The results are in: Not remembering names can be a true downer.
Sociologists at Brigham Young University have finally concluded their five-year study on memory loss and depression and found that the two correlate more than previously thought. The focus of the study was to understand the main causes of depression at BYU. While results varied, the overwhelming majority of subjects were crippled into depression because of “the fear of seeing someone I know but I can’t remember their name.”
“It’s hard to talk about,” says sophomore David Teller. “If I see a missionary companion or girl from an old ward or even that friend of my roommate’s friend’s brother and I am not sure of their name, I’ll run home, hide in a corner and watch Gilmore Girls for a week until I feel better.”
Sociologist and professor Ted Pillsmore said, “BYU is a perfect breeding ground for this fear, numoblitaphobia (fear of forgetting a name). With so many students and so many ward socials, most students find themselves forgetting around 90% of names told to them and 99% of majors associated with that name.”
Karen Fillmon, a graduate student studying sociology, explained that “the culture of BYU tends to lead to increased cases of numoblitaphobia. We have to shake everybody’s hands, tell them our major and where we’re from. It’s basically a depression time bomb.” Fillmon, a New York City native, expressed that the seeming need to be inquisitively polite to every single person has been a detriment to BYU for years.

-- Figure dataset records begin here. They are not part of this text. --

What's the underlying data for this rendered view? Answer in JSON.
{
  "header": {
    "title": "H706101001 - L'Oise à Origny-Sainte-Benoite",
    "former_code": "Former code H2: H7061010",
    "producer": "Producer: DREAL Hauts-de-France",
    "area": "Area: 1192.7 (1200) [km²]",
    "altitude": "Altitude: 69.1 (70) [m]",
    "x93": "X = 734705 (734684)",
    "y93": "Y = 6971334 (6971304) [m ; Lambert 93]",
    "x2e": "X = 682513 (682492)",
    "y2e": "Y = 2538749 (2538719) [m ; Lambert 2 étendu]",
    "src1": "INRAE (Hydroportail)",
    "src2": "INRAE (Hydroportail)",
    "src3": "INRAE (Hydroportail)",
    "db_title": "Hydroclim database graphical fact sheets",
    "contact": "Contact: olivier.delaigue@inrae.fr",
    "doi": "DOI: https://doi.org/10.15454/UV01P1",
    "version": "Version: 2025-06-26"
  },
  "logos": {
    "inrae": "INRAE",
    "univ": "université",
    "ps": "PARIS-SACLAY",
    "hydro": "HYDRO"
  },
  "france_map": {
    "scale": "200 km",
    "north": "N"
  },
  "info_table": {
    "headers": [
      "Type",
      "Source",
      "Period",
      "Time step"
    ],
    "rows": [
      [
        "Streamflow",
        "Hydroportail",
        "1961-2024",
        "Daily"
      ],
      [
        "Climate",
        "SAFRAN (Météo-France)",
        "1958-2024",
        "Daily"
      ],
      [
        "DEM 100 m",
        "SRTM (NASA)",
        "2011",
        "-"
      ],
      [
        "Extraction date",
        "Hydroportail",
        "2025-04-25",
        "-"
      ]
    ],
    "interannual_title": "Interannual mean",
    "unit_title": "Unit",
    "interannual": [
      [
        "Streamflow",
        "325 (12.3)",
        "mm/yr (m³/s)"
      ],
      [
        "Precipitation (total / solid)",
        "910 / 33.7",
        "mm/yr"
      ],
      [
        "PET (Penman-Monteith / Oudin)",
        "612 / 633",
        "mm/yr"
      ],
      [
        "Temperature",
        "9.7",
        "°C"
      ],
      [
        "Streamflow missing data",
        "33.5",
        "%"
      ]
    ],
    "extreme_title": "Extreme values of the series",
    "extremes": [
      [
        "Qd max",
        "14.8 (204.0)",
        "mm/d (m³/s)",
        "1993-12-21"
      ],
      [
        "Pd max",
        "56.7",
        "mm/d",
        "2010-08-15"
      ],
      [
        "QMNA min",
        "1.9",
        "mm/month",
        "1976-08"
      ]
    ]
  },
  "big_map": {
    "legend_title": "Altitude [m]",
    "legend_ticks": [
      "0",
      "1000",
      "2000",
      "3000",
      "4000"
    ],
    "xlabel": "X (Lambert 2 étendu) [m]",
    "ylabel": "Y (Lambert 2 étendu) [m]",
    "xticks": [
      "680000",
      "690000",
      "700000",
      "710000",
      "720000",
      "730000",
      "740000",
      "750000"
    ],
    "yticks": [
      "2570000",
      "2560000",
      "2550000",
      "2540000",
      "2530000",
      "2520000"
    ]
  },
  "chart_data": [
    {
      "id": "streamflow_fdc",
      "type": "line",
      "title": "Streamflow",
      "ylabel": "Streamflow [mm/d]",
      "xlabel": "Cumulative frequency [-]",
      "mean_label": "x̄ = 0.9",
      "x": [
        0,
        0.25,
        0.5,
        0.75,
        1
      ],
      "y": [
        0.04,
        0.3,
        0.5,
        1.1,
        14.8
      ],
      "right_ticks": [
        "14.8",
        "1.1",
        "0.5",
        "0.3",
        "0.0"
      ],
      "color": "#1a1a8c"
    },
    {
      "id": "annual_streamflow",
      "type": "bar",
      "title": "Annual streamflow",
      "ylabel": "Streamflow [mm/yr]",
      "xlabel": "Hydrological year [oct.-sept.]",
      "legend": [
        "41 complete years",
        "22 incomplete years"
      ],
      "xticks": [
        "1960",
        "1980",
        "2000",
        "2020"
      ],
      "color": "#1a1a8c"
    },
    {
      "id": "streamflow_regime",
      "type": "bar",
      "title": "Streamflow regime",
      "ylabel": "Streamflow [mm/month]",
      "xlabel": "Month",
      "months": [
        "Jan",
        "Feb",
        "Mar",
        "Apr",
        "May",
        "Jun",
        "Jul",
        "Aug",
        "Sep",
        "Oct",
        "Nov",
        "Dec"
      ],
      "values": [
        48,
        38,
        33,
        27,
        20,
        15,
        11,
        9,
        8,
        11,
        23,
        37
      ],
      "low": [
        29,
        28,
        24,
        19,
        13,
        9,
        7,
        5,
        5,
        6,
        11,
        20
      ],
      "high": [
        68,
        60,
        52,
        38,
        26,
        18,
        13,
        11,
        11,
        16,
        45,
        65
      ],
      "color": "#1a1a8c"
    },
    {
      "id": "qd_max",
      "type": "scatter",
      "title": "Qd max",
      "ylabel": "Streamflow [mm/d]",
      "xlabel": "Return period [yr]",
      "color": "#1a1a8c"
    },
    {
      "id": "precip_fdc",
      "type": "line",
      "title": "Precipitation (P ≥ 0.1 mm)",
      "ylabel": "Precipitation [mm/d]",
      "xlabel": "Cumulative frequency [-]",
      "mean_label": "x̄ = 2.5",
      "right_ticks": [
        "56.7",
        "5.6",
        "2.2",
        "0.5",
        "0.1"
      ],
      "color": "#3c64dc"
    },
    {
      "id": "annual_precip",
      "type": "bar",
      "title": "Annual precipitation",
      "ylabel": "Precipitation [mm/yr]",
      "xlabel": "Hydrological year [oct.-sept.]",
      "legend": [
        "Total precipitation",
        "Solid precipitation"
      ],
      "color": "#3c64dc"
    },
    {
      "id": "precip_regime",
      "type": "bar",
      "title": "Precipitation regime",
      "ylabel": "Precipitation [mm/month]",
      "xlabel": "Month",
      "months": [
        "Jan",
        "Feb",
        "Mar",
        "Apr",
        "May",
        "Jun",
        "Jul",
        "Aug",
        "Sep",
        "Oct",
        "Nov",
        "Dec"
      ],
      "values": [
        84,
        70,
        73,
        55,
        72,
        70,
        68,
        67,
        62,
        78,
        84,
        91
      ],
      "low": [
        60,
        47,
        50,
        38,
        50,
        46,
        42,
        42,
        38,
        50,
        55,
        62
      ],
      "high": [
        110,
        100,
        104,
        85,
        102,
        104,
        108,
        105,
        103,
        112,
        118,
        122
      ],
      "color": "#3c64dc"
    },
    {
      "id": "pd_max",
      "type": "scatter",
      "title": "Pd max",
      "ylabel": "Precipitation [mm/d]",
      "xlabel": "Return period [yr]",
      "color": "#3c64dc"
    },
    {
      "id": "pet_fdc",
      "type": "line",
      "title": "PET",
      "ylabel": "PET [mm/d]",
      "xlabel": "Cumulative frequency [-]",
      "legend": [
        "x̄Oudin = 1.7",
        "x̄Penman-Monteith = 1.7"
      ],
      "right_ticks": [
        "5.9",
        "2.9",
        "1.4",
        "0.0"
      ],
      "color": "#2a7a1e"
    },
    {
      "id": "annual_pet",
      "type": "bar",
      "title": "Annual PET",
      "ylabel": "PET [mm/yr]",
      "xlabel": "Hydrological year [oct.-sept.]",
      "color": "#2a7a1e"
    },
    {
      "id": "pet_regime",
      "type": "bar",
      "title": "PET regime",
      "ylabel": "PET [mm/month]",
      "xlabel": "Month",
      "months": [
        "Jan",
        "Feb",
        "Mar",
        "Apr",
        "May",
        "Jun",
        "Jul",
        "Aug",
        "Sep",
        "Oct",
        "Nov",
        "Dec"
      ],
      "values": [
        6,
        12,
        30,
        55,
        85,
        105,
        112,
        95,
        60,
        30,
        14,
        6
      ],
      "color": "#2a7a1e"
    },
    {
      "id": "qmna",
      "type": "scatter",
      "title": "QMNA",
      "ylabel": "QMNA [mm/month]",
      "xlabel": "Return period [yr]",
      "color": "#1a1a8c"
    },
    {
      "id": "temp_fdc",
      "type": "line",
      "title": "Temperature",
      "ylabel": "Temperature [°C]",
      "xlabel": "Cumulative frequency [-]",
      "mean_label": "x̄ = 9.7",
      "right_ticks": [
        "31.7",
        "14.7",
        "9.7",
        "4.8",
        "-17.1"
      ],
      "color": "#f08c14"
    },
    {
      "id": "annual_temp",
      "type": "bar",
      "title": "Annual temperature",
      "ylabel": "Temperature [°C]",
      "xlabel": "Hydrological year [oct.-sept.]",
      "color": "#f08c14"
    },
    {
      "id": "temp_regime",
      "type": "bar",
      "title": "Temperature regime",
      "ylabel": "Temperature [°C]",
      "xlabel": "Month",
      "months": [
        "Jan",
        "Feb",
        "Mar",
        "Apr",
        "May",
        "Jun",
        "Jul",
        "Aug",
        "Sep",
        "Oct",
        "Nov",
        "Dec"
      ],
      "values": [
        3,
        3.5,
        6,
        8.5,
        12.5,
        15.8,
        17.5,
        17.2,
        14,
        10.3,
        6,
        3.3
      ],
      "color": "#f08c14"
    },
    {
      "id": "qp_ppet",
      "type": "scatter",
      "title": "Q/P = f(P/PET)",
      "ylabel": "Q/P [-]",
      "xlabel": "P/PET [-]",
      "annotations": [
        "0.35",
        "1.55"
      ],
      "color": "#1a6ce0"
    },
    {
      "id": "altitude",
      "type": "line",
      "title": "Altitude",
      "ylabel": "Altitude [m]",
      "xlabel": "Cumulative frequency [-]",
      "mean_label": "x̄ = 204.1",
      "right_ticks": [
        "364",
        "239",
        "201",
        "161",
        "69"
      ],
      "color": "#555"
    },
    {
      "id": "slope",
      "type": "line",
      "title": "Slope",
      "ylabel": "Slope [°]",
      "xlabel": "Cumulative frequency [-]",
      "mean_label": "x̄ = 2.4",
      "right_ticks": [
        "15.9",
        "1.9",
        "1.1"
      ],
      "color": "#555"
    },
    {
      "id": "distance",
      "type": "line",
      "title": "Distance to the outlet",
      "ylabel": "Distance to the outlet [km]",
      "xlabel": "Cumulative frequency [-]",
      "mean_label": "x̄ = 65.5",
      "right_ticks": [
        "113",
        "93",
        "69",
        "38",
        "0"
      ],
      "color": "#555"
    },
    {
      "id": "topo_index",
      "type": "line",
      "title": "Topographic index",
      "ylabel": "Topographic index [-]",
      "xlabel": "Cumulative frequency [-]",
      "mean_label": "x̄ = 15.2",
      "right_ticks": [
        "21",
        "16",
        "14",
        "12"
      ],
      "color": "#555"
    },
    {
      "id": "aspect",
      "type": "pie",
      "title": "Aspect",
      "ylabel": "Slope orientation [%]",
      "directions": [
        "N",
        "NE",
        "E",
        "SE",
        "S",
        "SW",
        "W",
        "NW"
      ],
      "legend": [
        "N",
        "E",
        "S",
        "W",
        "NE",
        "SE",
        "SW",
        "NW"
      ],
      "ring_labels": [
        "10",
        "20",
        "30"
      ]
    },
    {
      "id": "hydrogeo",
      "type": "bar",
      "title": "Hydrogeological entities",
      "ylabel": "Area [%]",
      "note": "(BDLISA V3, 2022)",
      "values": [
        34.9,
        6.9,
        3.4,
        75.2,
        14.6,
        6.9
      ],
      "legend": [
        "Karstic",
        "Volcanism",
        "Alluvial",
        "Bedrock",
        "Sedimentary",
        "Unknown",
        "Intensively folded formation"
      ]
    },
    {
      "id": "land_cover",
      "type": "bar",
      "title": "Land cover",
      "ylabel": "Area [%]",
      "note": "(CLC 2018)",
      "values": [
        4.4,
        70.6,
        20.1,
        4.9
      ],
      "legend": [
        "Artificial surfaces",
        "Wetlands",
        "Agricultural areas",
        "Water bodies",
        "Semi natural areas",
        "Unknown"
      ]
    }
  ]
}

While the study was not originally prescriptive, the BYU administration has been quick to take action to cure numoblitophobia on campus. Starting Fall 2013, all students will be required to “display their first given name or preferred name clearly within 2 to 3 inches below the collar.” One administrator suggested, “Students should expect shortages of name tags at most stores and consider purchasing a permanent name tag to wear throughout their time at BYU. Missionary name tags are not acceptable.”